Student-leaders have used the time inside the Administration Building to educate fellow protesters on “student power,” the idea that students hold the power in the university. 

Many students brought sleeping bags in preparation for overnight stays. During the protests, students have returned to their homes to shower and take care of personal affairs and then return to the building.

Outside supporters, alumni and anonymous donors, have made food available to the protesters. Students devoured dozens of donated pizzas delivered to the front doors of the building. The emptied boxes lined the walls of the lobby.

As students ate, they discussed issues they want addressed, including what they say is the university’s inadequate response to campus rape and the need for more of mental health support.

Eric Powell, 21, a junior audio production major from Bowie, Maryland, said he wants the university to be true to its stated mission.

“Howard as an institution purports to stand for ‘truth and service,’ and stands for black people, simply because it’s a historically black university,” Powell said. “But if it’s running in the same way or in a similar fashion to how white institutions run or as a representation of this system in this country, we need to make sure that we either reform it or completely dismantle it and build it from the bottom up.”

The sit-in is in tradition of campus activism of the 1960s and 1980s, Powell explained.

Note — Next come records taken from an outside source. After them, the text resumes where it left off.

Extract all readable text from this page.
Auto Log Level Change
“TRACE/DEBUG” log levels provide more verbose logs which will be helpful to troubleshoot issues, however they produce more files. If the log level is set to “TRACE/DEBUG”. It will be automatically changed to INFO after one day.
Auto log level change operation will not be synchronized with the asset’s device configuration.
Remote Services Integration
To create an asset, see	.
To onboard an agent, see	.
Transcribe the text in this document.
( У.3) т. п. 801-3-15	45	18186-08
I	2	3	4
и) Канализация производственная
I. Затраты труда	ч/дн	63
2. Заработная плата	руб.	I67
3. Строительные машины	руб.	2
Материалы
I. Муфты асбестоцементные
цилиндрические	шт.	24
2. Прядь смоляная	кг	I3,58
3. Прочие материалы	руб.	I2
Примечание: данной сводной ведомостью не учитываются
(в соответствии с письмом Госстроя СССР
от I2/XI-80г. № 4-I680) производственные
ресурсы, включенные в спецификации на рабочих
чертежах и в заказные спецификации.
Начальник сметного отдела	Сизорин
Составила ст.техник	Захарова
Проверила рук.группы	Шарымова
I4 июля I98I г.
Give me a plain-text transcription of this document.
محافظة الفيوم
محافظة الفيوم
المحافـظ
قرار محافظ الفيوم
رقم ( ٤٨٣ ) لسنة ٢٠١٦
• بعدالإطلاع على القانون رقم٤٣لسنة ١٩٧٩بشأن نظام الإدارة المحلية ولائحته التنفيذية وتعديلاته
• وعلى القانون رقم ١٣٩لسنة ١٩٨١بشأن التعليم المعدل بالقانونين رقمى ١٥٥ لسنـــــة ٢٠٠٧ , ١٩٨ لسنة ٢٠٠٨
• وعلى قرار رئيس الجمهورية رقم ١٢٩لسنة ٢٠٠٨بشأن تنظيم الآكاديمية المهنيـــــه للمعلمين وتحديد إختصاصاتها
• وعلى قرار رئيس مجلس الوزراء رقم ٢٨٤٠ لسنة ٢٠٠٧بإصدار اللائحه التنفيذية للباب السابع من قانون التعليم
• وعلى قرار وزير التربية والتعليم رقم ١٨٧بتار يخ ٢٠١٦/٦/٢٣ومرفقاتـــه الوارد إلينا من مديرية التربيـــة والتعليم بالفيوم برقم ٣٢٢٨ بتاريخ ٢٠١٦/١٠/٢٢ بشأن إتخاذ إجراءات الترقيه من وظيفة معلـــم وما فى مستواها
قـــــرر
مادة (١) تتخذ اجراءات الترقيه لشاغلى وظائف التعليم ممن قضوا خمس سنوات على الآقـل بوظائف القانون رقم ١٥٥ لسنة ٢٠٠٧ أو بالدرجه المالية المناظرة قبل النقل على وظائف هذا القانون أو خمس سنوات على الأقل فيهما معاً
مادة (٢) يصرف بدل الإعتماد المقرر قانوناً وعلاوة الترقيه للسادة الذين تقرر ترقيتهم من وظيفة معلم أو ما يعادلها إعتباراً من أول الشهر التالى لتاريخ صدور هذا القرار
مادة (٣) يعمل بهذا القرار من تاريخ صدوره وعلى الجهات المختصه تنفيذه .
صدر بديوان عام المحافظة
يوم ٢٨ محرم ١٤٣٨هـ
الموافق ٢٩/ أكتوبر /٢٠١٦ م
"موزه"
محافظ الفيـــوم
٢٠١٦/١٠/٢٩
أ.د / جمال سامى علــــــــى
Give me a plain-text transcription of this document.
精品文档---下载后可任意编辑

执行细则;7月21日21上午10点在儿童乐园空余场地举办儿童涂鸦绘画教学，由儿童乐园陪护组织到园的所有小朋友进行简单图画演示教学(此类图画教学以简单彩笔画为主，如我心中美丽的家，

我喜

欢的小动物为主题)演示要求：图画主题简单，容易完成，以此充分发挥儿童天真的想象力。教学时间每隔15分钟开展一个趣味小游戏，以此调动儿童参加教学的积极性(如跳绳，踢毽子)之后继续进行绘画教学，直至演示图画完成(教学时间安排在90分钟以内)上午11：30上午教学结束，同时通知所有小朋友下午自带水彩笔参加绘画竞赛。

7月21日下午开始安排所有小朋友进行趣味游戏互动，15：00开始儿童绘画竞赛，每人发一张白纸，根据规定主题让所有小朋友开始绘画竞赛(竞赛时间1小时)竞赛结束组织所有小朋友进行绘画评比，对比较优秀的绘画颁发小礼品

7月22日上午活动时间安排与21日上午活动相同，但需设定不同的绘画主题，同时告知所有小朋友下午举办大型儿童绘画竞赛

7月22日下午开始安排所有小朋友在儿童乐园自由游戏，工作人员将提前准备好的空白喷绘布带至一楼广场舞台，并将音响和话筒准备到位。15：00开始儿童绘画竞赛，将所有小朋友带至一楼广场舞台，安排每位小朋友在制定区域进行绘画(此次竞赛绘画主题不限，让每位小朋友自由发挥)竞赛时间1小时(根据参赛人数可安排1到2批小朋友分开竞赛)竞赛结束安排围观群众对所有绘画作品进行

Without past student protests, the university would not be what it is today, he said. Many changes grew out of the protests, such as the establishment of the Afro-American Studies Department.

“It’s always been students’ job to hold the university accountable as an institution, to hold the administration accountable,” he said.

Anise Jenkins was a participant in the 1968 takeover. For four days, she and fellow students occupied the administration building, what she described as an empowering experience. Their purpose was to force Howard to create a stronger emphasis on African-American studies and black history, arts and culture.

“In 68’, we were tired of Howard University not centering the black curriculum,” Jenkins said. “We took over the administration building, and we held the administration responsible for the curriculum, for the lack of blackness at Howard University.”

Standing outside of the Administration Building, she talked with protesters, expressing her pride for the present-day student-body. She said that as students, the power is in their hands.

“It’s students who have the power to run the university,” she said. “It’s not the administration. It’s not the money. It’s the students. That’s why the university exists.”

Dae Parker, 19, a freshman elementary education major from Charlotte, N.C., said she did not expect to be involved in numerous protests when she enrolled in August.

“I really did not expect my freshman year to look like this,” Parker said.

She was hesitant to participate at first, she said, but now she is glad she did.

She said she hopes their efforts generate a dialogue between students and the administration about their concerns.

“I’d really like to see if the president could actually speak to us face-to-face and say his thoughts about what’s going on,” she said.